Lampung Selatan, Analityc.id — Ratusan karyawan Sungai Budi Group menggelar aksi unjuk rasa di depan Markas Kepolisian Daerah (Mapolda) Lampung, Jalan Terusan Ryacudu, Kecamatan Jati Agung, Kabupaten Lampung Selatan, Rabu (19/8/2026).
Dalam aksi tersebut, para pekerja mendesak aparat penegak hukum mengusut tuntas dugaan pembakaran dan perusakan fasilitas PT Bumi Sentosa Abadi (BSA) di Kecamatan Anak Tuha, Lampung Tengah. Mereka juga meminta kepastian hukum dan jaminan keamanan bagi perusahaan serta para pekerja di tengah persoalan sengketa lahan.
Pantauan di lokasi, massa membawa sejumlah spanduk tuntutan dan bendera Merah Putih. Aspirasi disampaikan melalui pengeras suara. Ratusan peserta aksi juga menyebabkan arus lalu lintas di sekitar Mapolda Lampung mengalami kepadatan hingga dilakukan pengalihan.
Dalam orasinya, massa menegaskan bahwa sengketa tanah harus diselesaikan melalui mekanisme hukum, bukan melalui intimidasi, kekerasan, ataupun tindakan yang berujung pada pembakaran aset.
“Perusahaan memiliki hak usaha yang sah. Jangan sampai ketika terjadi persoalan, penyelesaiannya dilakukan dengan cara membakar aset perusahaan. Apakah dengan membakar aset perusahaan persoalan bisa selesai? Tentu tidak,” ujar salah satu orator.
Para pekerja meminta kepolisian memberikan kepastian hukum sekaligus menjamin keamanan perusahaan dan karyawan yang menjalankan aktivitas pekerjaan.
“Kami menuntut kepastian hukum dan jaminan dunia usaha. Kami menuntut siapapun yang bersengketa tanah untuk menyelesaikannya secara hukum, karena Indonesia adalah negara hukum,” tegasnya.
Tak hanya meminta penyelesaian sengketa melalui jalur hukum, massa juga mendesak kepolisian mengusut dan menangkap pihak-pihak yang diduga terlibat dalam pembakaran aset PT BSA.
“Kita minta polisi menangkap oknum-oknum yang membakar aset perusahaan PT BSA tempat kita bekerja,” seru massa.
Seruan “Tangkap provokator!” juga beberapa kali menggema dalam aksi tersebut.
Menurut para pekerja, persoalan tersebut tidak semata-mata menyangkut kepentingan perusahaan.

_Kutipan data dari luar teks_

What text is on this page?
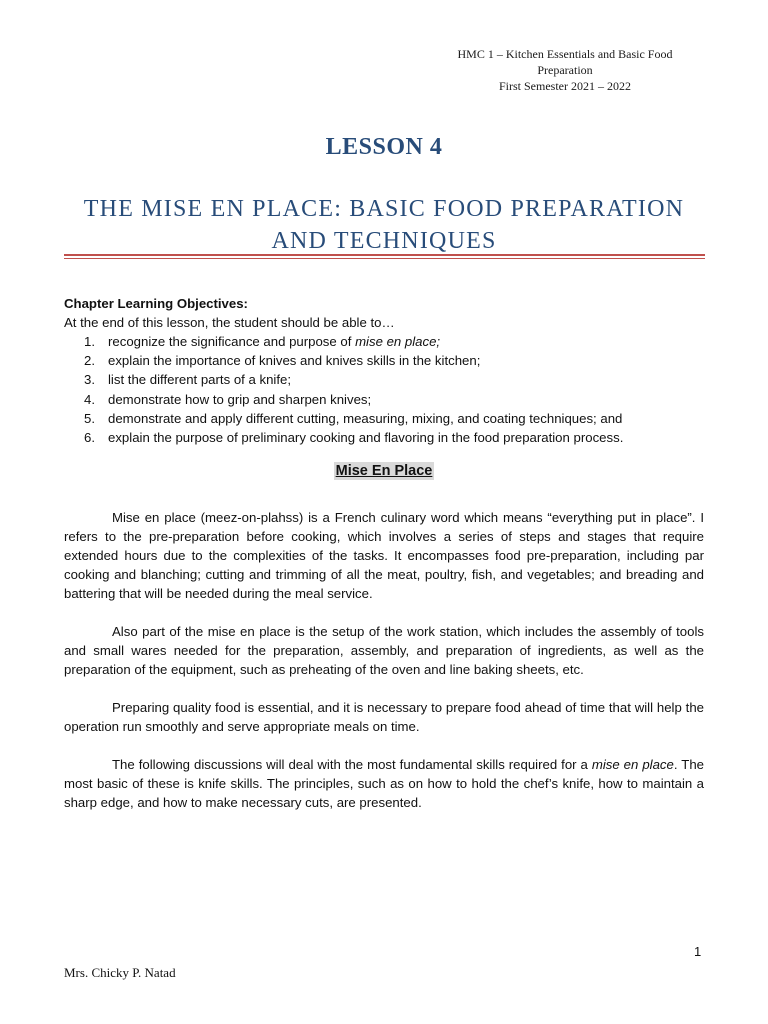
HMC 1 – Kitchen Essentials and Basic Food
Preparation
First Semester 2021 – 2022
LESSON 4
THE MISE EN PLACE: BASIC FOOD PREPARATION
AND TECHNIQUES
Chapter Learning Objectives:
At the end of this lesson, the student should be able to…
1. recognize the significance and purpose of mise en place;
2. explain the importance of knives and knives skills in the kitchen;
3. list the different parts of a knife;
4. demonstrate how to grip and sharpen knives;
5. demonstrate and apply different cutting, measuring, mixing, and coating techniques; and
6. explain the purpose of preliminary cooking and flavoring in the food preparation process.
Mise En Place

Mise en place (meez-on-plahss) is a French culinary word which means “everything put in place”. I refers to the pre-preparation before cooking, which involves a series of steps and stages that require extended hours due to the complexities of the tasks. It encompasses food pre-preparation, including par cooking and blanching; cutting and trimming of all the meat, poultry, fish, and vegetables; and breading and battering that will be needed during the meal service.

Also part of the mise en place is the setup of the work station, which includes the assembly of tools and small wares needed for the preparation, assembly, and preparation of ingredients, as well as the preparation of the equipment, such as preheating of the oven and line baking sheets, etc.

Preparing quality food is essential, and it is necessary to prepare food ahead of time that will help the operation run smoothly and serve appropriate meals on time.

The following discussions will deal with the most fundamental skills required for a mise en place. The most basic of these is knife skills. The principles, such as on how to hold the chef’s knife, how to maintain a sharp edge, and how to make necessary cuts, are presented.

1
Mrs. Chicky P. Natad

Keberlangsungan operasional perusahaan juga berkaitan langsung dengan nasib para karyawan dan keluarga yang menggantungkan penghidupan dari pekerjaan mereka.
“Kepastian hukum ini menyangkut anak dan istri kami, bahkan keturunan kami. Hari ini adalah penentuan bagi para karyawan,” ujar orator lainnya.
Massa berharap negara hadir memberikan perlindungan terhadap pekerja dan dunia usaha. Mereka meminta agar aktivitas perusahaan dapat berlangsung secara aman tanpa ancaman maupun tindakan yang berpotensi merugikan pekerja.
Para karyawan juga menyerukan kepada seluruh pihak yang terlibat dalam sengketa agar mengedepankan proses hukum dan tidak mengambil tindakan yang justru memperkeruh keadaan.
“Di mana kepastian hukum untuk kami? Di mana jaminan keamanan bagi kami? Di mana perlindungan negara terhadap pekerja yang menjalankan kegiatan?” teriak massa.
Aksi tersebut menjadi bentuk desakan para pekerja agar persoalan yang terjadi segera ditangani secara hukum. Selain meminta dugaan pembakaran aset diusut, mereka juga menuntut adanya jaminan keamanan serta kepastian keberlangsungan pekerjaan bagi para karyawan dan keluarganya (Red).